The 2002 study also found that the rate of both unintended and intended pregnancies declined for more than a decade. "So what that means," said Abma, "is that one didn't go up at the expense of the other. Teenagers want fewer pregnancies than they did in the past."

Stanley K. Henshaw, a consultant for the Alan Guttmacher Institute, doubts that parental consent and notification laws had much effect on the overall abortion rate. For one thing, the laws apply only to girls under 18 - a group that historically has accounted for a small portion of abortions.

"The effect is maybe minuscule, not enough to show up in these statistics," said Henshaw, a co-author of the CDC report. "And the decline [in abortions] has been across the board ... in states without restrictions as well as states with restrictions."

But Michael New, a professor of political science at the University of Alabama, argues that parental consent and notification laws deserve more credit than they're often given.

"We see the largest and most consistent declines in teen [abortion] rates in the states that have been most active in passing pro-life legislation," said New, who wrote an article on the subject last year for the conservative Heritage Foundation.

By 2006, some 26 states required parental consent or notification for a teen abortion. Maryland law requires notification - though not consent - of a parent or guardian.

The federal government gets its abortion totals from the Guttmacher Institute, which surveys providers in all 50 states. To gain a picture of trends within age and racial groups, the government uses data reported to the CDC by 46 states (including Maryland), the District of Columbia and New York City.

Maryland appears to be bucking the national trend of declining abortions.

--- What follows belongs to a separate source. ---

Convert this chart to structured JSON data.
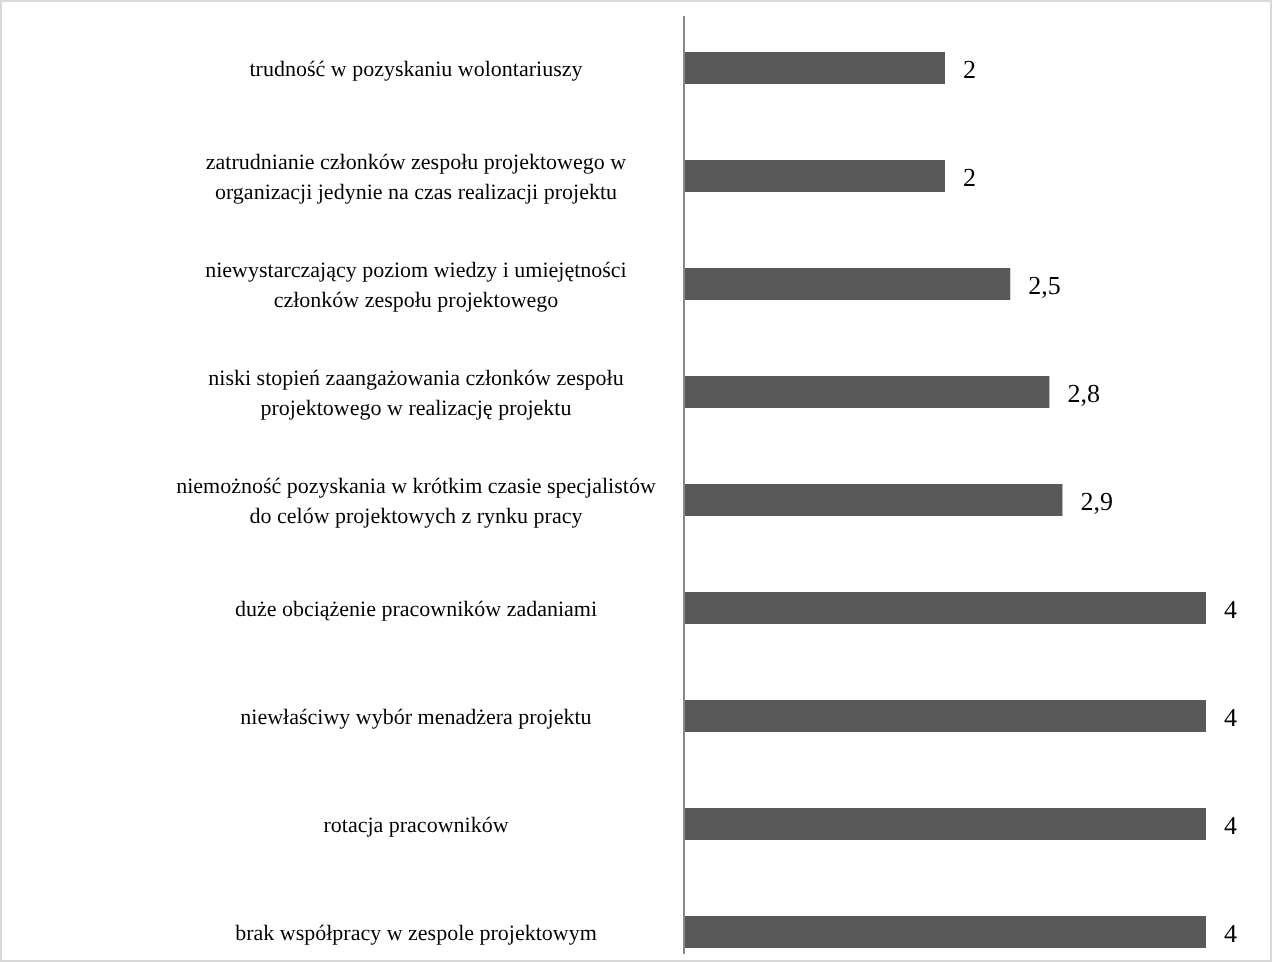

Here, abortions rose 8 percent between 2000 and 2005, a period in which the national rate declined by 9 percent.

John Nugent, chief executive officer of Planned Parenthood of Maryland, can't explain the disparity but says the availability of medical abortions may be one reason.

"The biggest trend we're seeing is women opting for more medical abortions as opposed to surgical abortions," he said. The drug RU486 received government approval in 2000 for termination of pregnancies up to 49 days of gestation.

Planned Parenthood is performing more abortions than ever, but largely to compensate for clinics that closed their doors in recent years, he said. The organization offered abortion services two days a week until 2001, when it expanded to six days.

Planned Parenthood also offers sex education in schools throughout Maryland, emphasizing abstinence as the best way to prevent pregnancies but explaining contraception as well for teenagers who decide to have sex.

Contraception options have increased over the past two decades. Pharmaceutical companies have reintroduced IUDs (intrauterine devices) and contraceptive sponges, and have marketed patches and morning-after pills that also prevent pregnancies.

It remains to be seen whether the recent increase in teen births will prove lasting, and whether it has been accompanied by a rise in teen pregnancies and abortions. The CDC has yet to publish pregnancy and abortion data for 2005 and 2006, but the preliminary birth rates have sparked concern.

"Any attempts to explain the uptick in teen births have to be regarded as pure speculation," said Lawrence Finer, director of domestic research for the Guttmacher Institute.

It's possible, he said, that the increase stems from the growing number of school districts that teach abstinence but not contraception in health classes.

That trend is not being felt in Maryland, where Baltimore County high school students, for instance, are taught and tested about an array of birth control methods including condoms, IUDS, oral contraception - and just saying no.